Espanto
Em Espanto, óleo sobre tela da autoria do mestre Azymir, instante torna-se eternidade. Esta obra, incluída no núcleo curatorial Pecadilhos da Sociedade, fixa no tempo aquele segundo raro em que a normalidade se rompe e o inesperado irrompe como um clarão no coração da vida quotidiana. Não se sabe exactamente o que aconteceu — e talvez seja precisamente por isso que o assombro se torna tão absoluto. A sociedade suspende a respiração, como se o mundo tivesse sido surpreendido em pleno movimento.
O que Azymir nos oferece não é apenas a imagem de um acontecimento, mas o retrato colectivo de uma emoção. O espanto espalha-se de rosto em rosto, de gesto em gesto, como uma onda silenciosa que atravessa o espaço e os corpos. Há rostos boquiabertos, olhos escancarados, mãos que se elevam num reflexo instintivo, acções interrompidas a meio. Tudo se detém, tudo escuta, tudo vê. A obra revela esse instante frágil em que do enigma, emerge a admiração, o assombro e o temor, que se confundem numa mesma vibração.
As sociedades humanas, habitualmente território da rotina, do conhecido e do previsível, transformam-se num palco de espanto. Aquilo que é pequeno torna-se imenso. Aquilo que é seguro torna-se enigma. O acontecimento inesperado — nunca nomeado, nunca explicado — ganha assim uma força ainda maior, porque não se fecha num significado único: é mistério aberto, eco prolongado, pergunta que permanece no ar muito depois de o olhar abandonar a tela.
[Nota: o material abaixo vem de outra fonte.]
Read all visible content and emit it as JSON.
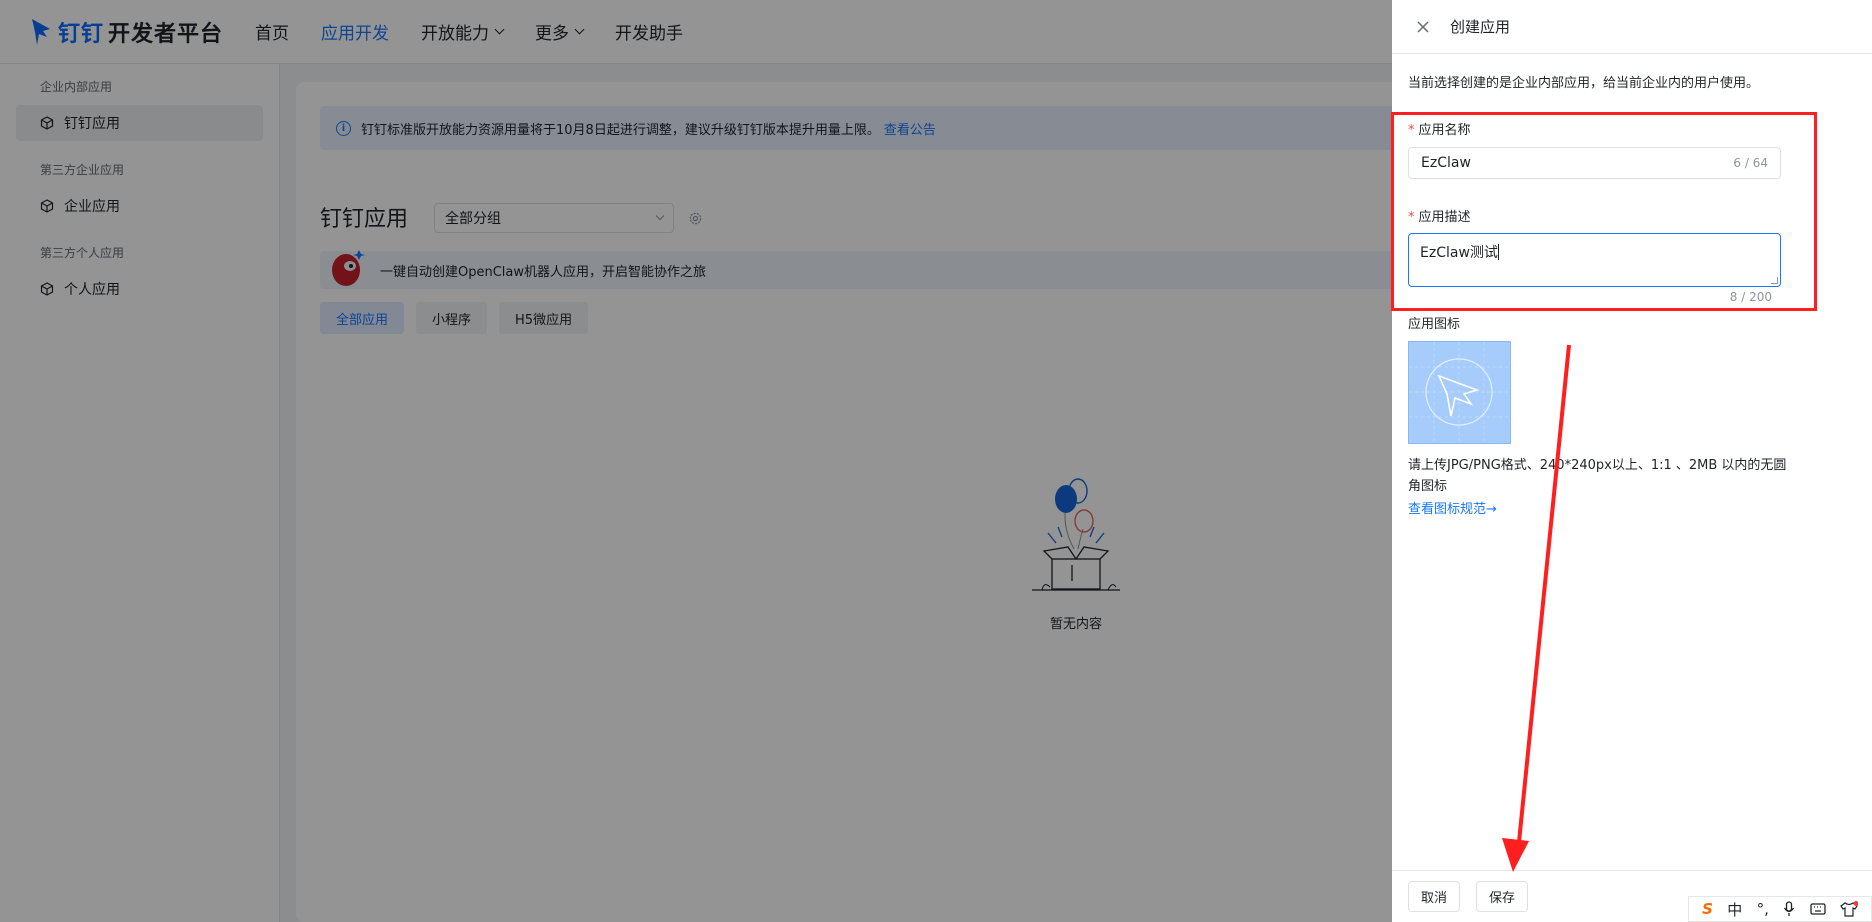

Azymir domina com maestria esta tensão entre o visível e o invisível. O que se mostra é a reacção; o que se oculta é a causa. E é nessa distância que nasce a poesia da obra. O acontecimento pode ter sido um prodígio, uma ameaça, uma revelação, um erro irreversível ou uma bênção improvável. Cada observador projecta para dentro da pintura o seu próprio espanto, completando, sem o saber, aquilo que o artista, deliberadamente, deixou em suspenso.
Espanto fala-nos, no fundo, da quintessência da condição humana diante do inesperado. Da forma como a vida, por vezes, nos surpreende sem aviso, rasgando o tecido da normalidade e obrigando-nos a reaprender a olhar. A sociedade em que Azymir se integra é a imagem de todas as sociedades. O seu espanto é o nosso. Porque também nós, no meio das nossas rotinas, somos por vezes chamados a parar — surpreendidos por algo que não pedimos, não previmos, mas que nos transforma.
No silêncio denso que a pintura sugere, percebe-se que nada voltará a ser exactamente como antes. O espanto não é apenas reacção: é também semente de mudança. E é essa subtil promessa de transformação que torna esta obra tão poderosa — porque nos lembra que, mesmo nos momentos mais tranquilos e previsíveis, o extraordinário pode surgir a qualquer instante.
Autor: Azyimir
Título: Espanto
Ano: 2025
Técnica: Óleo sobre tela
Dimensões: 74 cm (L) x 98 cm (A)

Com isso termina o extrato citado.